AUDUSD made a bearish outside day today after taking out the 12/31 high at .7032. I’m looking lower with focus on the well-defined .6685. The center line of the channel shown is possible support near .6855.
6/8 – AUDUSD daily RSI finished above 80 today. This has happened a handful of times over the last 20 years; January 2018, July 2007, November 2004, January 2004, and June 2002. All instances occurred at or just before highs. Price is also testing the 12/31 high at .7032. This zone was also important from October 2018 to July 2019. I need SOMETHING to work with though for an entry….stay tuned.
If USDCAD continues to bounce then the center line at 1.3600 is still in line for resistance.

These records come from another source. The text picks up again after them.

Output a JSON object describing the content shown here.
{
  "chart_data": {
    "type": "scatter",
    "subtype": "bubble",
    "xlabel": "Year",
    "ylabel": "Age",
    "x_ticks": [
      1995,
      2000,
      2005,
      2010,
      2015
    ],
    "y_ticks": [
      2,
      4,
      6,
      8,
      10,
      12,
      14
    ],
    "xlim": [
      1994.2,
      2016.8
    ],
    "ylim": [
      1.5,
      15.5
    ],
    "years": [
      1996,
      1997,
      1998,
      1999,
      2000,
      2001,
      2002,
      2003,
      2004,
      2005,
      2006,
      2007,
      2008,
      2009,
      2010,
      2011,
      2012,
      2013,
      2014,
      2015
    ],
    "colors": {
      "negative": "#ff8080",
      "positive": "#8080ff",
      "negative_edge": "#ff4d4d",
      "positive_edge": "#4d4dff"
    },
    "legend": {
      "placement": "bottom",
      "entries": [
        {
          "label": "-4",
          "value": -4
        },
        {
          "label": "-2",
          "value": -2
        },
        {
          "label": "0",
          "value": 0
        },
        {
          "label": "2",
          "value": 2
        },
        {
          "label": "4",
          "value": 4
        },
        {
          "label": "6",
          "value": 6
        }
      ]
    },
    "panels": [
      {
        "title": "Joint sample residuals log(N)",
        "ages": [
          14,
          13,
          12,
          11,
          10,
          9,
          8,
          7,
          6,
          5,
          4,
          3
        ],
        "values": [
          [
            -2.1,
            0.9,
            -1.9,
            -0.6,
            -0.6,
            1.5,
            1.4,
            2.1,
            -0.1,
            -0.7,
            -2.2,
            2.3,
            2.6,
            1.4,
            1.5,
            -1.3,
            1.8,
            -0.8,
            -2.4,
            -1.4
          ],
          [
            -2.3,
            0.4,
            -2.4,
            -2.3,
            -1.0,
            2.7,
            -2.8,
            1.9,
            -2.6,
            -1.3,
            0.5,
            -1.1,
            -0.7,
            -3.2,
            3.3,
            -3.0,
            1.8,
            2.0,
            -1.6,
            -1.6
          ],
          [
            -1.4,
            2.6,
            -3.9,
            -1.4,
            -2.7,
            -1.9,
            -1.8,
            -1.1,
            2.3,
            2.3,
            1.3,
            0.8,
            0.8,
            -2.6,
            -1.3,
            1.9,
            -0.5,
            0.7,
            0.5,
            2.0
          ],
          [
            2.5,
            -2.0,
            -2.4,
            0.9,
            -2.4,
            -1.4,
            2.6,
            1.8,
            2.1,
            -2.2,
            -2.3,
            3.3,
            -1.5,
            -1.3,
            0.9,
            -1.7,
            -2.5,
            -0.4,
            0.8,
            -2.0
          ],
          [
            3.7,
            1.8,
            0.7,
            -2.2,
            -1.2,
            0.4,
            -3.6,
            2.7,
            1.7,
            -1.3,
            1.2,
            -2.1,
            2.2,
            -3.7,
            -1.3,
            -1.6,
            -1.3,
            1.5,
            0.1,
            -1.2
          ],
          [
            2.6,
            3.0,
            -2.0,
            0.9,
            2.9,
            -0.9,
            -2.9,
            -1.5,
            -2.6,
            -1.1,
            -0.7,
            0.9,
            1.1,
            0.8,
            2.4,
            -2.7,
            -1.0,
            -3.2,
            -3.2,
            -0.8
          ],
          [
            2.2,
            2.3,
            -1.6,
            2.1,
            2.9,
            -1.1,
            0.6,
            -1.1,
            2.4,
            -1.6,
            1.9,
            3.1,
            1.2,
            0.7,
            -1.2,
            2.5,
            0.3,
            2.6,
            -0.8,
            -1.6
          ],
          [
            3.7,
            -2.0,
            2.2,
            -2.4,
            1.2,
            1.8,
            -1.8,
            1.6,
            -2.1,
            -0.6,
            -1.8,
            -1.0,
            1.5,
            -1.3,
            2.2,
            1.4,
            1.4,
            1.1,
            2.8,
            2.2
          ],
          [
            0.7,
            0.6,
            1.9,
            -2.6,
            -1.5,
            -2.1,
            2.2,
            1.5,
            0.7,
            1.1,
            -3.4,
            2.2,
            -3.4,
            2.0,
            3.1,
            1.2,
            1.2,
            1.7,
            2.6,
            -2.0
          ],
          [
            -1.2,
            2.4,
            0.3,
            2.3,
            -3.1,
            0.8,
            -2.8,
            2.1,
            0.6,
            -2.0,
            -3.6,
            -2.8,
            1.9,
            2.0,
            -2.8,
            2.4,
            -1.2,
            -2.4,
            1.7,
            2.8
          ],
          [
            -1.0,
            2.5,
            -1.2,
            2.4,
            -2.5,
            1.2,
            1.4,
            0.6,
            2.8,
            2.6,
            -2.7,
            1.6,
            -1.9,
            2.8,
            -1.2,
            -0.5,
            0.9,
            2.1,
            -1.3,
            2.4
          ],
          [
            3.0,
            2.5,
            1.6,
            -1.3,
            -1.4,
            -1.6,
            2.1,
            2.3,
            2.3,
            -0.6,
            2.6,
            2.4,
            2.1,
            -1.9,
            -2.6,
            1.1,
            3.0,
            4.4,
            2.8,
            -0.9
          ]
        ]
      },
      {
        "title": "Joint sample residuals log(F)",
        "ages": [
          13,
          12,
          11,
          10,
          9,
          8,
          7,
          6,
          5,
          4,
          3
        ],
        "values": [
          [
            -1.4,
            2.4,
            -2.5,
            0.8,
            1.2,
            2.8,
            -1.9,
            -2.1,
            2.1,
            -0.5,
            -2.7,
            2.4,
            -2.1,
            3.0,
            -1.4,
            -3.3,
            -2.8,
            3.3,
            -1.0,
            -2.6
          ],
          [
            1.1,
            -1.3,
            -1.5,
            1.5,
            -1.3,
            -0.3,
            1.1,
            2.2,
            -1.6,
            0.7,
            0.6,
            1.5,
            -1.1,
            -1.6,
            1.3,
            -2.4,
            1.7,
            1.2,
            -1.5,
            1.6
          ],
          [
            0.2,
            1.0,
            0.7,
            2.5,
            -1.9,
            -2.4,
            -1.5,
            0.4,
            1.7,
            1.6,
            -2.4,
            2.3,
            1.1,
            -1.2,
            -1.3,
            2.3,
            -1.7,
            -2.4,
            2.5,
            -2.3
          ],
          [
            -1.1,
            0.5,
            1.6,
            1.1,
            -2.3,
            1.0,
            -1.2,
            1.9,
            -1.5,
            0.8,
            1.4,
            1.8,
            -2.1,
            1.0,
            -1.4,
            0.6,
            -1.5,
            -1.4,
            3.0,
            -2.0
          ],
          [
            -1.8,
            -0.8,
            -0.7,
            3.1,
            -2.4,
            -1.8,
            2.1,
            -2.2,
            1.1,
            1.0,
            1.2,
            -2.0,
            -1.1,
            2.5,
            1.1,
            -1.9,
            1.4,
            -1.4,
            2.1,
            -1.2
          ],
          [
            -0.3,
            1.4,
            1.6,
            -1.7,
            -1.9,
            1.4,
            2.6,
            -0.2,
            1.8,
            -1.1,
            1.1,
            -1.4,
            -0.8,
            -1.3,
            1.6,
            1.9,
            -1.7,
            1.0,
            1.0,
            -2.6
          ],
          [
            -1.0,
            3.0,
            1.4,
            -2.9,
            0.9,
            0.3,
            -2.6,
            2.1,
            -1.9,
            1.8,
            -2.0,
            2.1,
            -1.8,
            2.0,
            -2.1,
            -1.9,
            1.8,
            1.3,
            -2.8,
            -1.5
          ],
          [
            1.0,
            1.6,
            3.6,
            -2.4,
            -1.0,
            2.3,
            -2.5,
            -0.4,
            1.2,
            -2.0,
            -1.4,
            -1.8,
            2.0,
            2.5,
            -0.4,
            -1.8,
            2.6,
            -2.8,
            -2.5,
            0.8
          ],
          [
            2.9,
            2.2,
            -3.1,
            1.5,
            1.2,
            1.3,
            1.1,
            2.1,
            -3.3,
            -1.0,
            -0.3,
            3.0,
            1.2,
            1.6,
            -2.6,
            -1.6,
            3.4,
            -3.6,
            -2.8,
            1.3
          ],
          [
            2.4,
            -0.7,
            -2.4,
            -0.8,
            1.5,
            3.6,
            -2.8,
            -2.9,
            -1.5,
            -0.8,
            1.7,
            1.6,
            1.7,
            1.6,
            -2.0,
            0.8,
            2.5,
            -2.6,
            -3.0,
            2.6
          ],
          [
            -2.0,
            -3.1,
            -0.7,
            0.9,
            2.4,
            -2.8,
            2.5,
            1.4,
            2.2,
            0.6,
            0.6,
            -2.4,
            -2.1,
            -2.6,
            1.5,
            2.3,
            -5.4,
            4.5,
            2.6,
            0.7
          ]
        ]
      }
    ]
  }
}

From an Elliott standpoint, the bounce would fit as a small 4th wave. In other words, USDCAD would drop once more to complete the 5 wave decline from 1.4141. A downside level of interest to keep in mind then is 1.3329.
6/8 – USDCAD is nearing the bottom of the noted zone for support. The lower parallel of the channel from the March high is right here too. I’m an alert for a reversal higher. Proposed resistance is still the median line from the bearish channel. That’s currently about 1.3600 (just above the short term pivot high at 1.3572).
If AUDJPY is going to continue to pull back after taking out the December high, then resistance should be near 75.90. This is the 75 line of the channel from the March low. This line was support last week so watch it for resistance now. The downside level of interest is the lower parallel near 72.80.
6/7 – There isn’t much to add regarding AUDJPY. Daily RSI is nearly 82 now. Readings above 81.5 are marked with magenta dots. The most recent reading was in September 2014. Readings in December 2012 and January 2013 did NOT mark important highs although minor reactions did occur. The only other times that RSI was above 81.5 was December 2005 (major high) and January 2002 (minor high). Similar to USDJPY, I’d like to see early week price action before plotting an entry.